Esas No: 2020/2869
Karar No: 2020/5758
Karar Tarihi: 09.12.2020
Yargıtay 11. Hukuk Dairesi 2020/2869 Esas 2020/5758 Karar Sayılı İlamı
"İçtihat Metni"
MAHKEMESİ : BÖLGE ADLİYE MAHKEMESİ 16. HUKUK DAİRESİ
Taraflar arasında görülen davada Çorlu 3. Asliye Hukuk Mahkemesi"nce verilen 28.11.2016 tarih ve 2015/172 E- 2016/373 K. sayılı kararın davacı vekili ve davalı ... vekili tarafından istinaf edilmesi üzerine, istinaf isteminin esastan reddine-kısmen kabulüne-kısmen reddine dair İstanbul Bölge Adliye Mahkemesi 16. Hukuk Dairesi"nce verilen 13/03/2019 tarih ve 2017/937 E- 2019/544 K. sayılı kararın Yargıtay"ca incelenmesi davacı vekili ve davalı ... vekili tarafından istenmiş ve temyiz dilekçesinin süresi içinde verildiği anlaşılmış olmakla, dava dosyası için Tetkik Hakimi ... tarafından düzenlenen rapor dinlendikten ve yine dosya içerisindeki dilekçe, layihalar, duruşma tutanakları ve tüm belgeler okunup, incelendikten sonra işin gereği görüşülüp, düşünüldü:
Davacı vekili, alacağı temlik aldıkları Türkiye İş Bankası ile dava dışı Pays-Teks Tekstil İth. İhr. San. ve Tic.
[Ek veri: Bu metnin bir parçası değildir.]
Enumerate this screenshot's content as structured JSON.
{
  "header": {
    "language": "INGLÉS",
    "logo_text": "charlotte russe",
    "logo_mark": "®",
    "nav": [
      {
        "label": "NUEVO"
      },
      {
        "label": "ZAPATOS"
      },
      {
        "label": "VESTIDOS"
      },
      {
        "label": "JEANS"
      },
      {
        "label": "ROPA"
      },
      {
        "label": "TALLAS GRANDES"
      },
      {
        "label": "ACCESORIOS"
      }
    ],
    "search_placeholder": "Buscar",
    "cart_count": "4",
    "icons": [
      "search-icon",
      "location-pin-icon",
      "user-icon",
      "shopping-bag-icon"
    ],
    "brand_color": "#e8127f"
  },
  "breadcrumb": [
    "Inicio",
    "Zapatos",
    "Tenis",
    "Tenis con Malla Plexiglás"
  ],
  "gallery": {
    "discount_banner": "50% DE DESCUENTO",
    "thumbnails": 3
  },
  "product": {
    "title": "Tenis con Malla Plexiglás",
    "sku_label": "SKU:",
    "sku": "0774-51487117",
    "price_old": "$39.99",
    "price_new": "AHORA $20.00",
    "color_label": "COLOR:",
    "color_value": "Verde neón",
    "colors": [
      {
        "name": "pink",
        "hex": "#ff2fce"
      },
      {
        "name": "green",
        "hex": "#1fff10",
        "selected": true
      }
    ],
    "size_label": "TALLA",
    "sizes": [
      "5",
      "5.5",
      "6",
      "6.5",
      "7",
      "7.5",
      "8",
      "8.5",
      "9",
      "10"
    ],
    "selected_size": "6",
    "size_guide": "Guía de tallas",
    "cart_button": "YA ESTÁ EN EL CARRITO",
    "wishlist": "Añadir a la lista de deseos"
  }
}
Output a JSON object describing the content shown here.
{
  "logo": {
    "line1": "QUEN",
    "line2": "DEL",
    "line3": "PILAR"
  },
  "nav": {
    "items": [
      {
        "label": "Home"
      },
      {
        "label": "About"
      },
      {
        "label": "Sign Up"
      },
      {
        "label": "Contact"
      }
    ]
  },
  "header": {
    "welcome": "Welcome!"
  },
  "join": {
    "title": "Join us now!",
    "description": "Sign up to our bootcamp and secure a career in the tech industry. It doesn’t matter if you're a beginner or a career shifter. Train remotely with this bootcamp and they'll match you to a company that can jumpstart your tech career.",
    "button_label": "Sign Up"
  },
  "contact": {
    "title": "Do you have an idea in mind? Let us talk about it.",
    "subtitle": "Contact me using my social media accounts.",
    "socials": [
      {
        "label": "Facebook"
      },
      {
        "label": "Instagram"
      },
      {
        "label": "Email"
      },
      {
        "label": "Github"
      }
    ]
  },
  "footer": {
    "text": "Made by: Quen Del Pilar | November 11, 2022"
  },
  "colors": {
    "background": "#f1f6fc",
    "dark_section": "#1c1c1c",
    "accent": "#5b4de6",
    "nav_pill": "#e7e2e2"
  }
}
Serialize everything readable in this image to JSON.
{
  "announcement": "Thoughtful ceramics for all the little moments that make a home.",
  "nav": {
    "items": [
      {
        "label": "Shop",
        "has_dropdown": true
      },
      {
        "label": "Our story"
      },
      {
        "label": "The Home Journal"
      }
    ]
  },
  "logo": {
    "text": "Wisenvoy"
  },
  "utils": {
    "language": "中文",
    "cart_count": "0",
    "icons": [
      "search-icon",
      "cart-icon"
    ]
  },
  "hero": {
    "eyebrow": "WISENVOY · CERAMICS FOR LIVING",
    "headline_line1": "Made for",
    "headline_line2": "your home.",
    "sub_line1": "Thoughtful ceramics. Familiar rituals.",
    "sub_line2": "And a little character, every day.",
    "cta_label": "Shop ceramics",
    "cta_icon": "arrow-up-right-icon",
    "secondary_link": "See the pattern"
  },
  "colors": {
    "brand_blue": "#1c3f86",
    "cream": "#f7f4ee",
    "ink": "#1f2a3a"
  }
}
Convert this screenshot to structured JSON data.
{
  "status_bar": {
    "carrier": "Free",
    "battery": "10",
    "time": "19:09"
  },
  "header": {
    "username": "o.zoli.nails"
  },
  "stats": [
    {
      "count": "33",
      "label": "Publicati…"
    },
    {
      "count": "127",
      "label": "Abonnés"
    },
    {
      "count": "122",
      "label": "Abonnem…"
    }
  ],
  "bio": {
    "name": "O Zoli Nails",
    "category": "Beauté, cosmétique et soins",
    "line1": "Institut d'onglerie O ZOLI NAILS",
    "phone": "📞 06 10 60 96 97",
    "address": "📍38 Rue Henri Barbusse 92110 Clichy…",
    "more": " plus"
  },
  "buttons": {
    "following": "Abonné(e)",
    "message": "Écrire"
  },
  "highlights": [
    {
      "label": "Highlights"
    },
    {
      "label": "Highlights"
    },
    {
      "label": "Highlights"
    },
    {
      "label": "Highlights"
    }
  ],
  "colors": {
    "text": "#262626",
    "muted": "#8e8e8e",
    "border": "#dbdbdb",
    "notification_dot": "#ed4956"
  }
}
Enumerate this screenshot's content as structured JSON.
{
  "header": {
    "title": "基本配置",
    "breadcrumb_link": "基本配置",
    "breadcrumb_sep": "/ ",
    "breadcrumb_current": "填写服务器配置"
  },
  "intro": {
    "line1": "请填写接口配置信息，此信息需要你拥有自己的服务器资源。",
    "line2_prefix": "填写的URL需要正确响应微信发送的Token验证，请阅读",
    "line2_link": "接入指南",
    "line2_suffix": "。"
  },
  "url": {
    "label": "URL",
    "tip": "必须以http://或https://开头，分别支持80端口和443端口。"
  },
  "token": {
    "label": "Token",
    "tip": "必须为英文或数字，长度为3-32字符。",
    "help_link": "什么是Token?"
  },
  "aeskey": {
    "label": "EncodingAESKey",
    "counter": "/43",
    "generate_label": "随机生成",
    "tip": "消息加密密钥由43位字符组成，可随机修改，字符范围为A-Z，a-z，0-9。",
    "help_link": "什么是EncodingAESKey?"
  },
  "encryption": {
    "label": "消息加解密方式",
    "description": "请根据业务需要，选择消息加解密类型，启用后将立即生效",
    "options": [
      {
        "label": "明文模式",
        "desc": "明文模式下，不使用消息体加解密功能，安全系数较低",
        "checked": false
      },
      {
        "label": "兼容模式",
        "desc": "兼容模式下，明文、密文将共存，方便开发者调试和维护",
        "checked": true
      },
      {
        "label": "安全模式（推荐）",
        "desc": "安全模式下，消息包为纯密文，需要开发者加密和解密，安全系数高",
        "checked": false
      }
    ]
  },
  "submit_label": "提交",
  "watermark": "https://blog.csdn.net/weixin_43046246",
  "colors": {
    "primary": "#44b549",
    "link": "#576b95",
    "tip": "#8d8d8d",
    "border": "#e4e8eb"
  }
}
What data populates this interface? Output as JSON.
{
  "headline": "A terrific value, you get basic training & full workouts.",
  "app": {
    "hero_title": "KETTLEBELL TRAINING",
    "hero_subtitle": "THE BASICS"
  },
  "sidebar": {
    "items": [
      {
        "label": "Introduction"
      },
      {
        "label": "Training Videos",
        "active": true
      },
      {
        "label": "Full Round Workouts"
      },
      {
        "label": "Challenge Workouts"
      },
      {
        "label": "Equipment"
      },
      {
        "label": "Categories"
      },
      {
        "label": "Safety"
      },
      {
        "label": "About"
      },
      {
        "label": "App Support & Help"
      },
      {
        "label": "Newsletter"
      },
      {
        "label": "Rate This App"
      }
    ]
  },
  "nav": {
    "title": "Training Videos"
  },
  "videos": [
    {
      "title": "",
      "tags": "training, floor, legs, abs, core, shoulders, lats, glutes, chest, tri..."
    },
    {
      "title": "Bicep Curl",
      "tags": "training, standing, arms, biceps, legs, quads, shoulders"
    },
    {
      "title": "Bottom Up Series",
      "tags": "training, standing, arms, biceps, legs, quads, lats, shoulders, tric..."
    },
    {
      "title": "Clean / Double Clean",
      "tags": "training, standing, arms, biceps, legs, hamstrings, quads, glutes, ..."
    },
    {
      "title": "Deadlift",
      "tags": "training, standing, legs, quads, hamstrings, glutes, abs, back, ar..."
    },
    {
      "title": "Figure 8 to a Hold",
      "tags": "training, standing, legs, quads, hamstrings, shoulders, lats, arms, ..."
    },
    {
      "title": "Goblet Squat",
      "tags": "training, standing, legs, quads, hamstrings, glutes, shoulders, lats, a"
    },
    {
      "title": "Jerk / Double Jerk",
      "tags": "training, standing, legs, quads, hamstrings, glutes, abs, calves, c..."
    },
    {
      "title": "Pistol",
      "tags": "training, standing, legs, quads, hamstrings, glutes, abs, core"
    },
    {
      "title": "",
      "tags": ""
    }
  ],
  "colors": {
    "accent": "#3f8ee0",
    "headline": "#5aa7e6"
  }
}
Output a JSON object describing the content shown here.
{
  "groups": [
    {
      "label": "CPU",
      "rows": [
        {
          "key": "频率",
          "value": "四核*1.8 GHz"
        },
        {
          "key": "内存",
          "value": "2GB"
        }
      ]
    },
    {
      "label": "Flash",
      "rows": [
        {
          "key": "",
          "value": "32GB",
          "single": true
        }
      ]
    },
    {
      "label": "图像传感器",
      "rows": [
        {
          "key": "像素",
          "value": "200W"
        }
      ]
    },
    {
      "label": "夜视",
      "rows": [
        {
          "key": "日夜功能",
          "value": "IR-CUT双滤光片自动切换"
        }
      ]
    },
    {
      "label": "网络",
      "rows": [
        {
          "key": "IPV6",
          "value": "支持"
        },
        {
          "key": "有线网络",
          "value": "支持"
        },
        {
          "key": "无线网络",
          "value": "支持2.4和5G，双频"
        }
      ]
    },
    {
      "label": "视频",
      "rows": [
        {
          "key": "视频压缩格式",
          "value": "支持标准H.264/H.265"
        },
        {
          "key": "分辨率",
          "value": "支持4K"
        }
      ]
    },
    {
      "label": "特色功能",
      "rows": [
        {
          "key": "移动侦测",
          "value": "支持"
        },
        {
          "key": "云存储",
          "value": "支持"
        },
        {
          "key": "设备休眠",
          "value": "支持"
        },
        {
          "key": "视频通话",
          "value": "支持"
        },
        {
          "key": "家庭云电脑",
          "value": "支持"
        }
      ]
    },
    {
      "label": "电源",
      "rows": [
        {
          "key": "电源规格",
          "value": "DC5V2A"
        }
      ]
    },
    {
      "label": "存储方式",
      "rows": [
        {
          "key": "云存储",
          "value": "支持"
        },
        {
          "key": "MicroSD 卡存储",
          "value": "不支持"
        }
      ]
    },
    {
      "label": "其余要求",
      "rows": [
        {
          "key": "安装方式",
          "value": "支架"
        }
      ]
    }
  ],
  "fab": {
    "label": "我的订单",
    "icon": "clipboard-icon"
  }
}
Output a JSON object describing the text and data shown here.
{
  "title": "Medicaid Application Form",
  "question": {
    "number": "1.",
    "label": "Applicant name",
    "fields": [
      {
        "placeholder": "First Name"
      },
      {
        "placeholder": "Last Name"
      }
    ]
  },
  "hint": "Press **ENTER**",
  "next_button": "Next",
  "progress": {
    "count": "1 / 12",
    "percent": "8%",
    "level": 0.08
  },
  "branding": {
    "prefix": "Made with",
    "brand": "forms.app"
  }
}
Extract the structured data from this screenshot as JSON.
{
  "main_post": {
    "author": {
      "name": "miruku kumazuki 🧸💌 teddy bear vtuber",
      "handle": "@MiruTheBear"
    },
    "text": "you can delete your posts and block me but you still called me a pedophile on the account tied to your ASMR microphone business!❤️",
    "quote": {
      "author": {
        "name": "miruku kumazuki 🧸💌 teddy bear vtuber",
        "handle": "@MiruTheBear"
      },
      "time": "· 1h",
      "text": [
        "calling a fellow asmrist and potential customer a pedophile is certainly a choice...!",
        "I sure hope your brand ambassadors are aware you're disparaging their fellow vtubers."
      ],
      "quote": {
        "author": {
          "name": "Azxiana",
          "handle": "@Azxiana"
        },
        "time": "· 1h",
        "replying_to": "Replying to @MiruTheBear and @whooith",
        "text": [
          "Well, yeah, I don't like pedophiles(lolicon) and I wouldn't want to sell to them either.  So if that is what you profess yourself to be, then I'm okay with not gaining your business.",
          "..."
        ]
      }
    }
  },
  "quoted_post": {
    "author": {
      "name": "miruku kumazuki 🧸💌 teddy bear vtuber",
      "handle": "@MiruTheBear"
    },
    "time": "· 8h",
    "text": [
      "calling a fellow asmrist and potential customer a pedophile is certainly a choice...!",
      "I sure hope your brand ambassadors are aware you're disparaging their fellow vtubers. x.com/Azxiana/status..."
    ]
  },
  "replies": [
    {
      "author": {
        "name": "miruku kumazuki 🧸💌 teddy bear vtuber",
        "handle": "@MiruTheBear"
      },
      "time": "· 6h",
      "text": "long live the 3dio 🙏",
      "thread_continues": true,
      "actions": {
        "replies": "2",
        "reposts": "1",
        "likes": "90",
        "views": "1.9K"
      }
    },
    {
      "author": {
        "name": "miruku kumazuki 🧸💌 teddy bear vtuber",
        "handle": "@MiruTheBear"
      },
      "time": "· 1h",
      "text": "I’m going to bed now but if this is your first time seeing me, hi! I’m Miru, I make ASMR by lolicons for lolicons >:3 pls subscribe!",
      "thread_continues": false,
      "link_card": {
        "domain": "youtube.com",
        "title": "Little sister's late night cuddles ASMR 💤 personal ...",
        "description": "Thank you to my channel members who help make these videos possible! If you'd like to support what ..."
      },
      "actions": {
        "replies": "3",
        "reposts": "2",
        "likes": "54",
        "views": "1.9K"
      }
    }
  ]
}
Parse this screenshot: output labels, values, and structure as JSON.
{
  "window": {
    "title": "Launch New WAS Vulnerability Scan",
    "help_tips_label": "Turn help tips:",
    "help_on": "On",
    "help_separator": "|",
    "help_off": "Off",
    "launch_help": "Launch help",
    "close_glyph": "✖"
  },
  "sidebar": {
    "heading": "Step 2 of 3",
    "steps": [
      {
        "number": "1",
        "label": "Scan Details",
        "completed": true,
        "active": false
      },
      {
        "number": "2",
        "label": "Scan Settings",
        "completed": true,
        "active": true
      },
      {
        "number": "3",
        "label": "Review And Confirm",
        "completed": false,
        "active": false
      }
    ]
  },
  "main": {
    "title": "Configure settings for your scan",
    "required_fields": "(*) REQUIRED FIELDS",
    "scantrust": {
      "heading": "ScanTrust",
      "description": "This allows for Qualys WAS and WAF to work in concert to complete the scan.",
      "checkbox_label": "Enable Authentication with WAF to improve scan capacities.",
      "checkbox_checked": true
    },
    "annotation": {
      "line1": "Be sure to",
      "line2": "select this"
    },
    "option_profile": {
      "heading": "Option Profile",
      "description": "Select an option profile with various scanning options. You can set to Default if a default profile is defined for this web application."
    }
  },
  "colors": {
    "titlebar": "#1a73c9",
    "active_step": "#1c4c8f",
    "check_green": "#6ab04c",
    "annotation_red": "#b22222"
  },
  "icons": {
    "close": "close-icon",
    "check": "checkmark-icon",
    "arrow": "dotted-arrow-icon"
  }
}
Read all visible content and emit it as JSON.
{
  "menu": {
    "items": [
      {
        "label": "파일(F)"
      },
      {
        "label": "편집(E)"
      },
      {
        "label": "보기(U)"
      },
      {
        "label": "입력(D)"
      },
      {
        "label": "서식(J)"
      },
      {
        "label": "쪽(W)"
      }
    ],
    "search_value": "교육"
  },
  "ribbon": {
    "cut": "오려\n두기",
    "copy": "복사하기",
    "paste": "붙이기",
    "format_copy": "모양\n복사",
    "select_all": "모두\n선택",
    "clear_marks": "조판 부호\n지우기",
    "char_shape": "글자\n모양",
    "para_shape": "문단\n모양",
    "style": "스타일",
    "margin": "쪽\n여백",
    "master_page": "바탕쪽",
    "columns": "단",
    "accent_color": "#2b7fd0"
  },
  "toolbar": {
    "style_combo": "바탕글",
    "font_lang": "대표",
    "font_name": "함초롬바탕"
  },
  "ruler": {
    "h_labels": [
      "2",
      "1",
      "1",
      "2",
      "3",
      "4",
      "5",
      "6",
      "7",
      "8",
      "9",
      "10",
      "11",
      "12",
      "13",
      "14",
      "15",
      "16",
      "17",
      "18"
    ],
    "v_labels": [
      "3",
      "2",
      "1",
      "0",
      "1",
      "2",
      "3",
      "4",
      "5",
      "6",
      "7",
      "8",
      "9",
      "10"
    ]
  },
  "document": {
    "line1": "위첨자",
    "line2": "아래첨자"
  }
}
Ltd. Şti. arasında imzalanan genel kredi sözleşmesinin davalılar tarafından kefil olarak imzalandığını, kullanılan kredi borcu ödenmediği için başlattığı icra takibinin davalıların itirazı üzerine durduğunu ileri sürerek itirazın iptali ile takibin devamına ve icra inkar tazminatına karar verilmesini talep ve dava etmiştir.
Davalı ... vekili, davalı ..."ın tamamı boş olan Limit Artırım başlıklı sözleşmeyi imzaladığını, ancak bankanın bu kefaleti yeterli görmediğini ve ipotek talep ettiğini, davalının taşınmazını ipotek etmekten imtina ettiği için bankanın da kredi kullandırmadığını, sözleşmenin ve davalının imzası olan limit artırım sayfasında da sözleşme limitinin 1.000.000,00 TL olduğunu, yani kredi limitinin de artırılmadığını, bankanın kötü niyetli olarak ilk verdiği kredi için yeni kefiller bulmak amacıyla bu şekilde hareket ettiğini, limit artırım sözleşmesinden sonra gerçek bir limit artırımı yapılmaması, yeni bir kredi kullandırılmaması ve bu sayfada asıl borçulunun imzasının olmaması bankanın bu sözleşme ile kendisini bağlı saymadığını gösterdiğini, istenilen faizin fahiş olduğunu, bankanın yeni bir kredi vermek için aldığı imzayı ilk krediden dolayı almış gibi ilk kredinin ödenmemesi üzerine davalı hakkında takibe koyması nedeniyle kötü niyetli olduğundan davacı aleyhine %20"den az olmamak üzere kötü niyet tazminatına karar verilmesi gerektiğini savunarak davanın reddini istemiştir.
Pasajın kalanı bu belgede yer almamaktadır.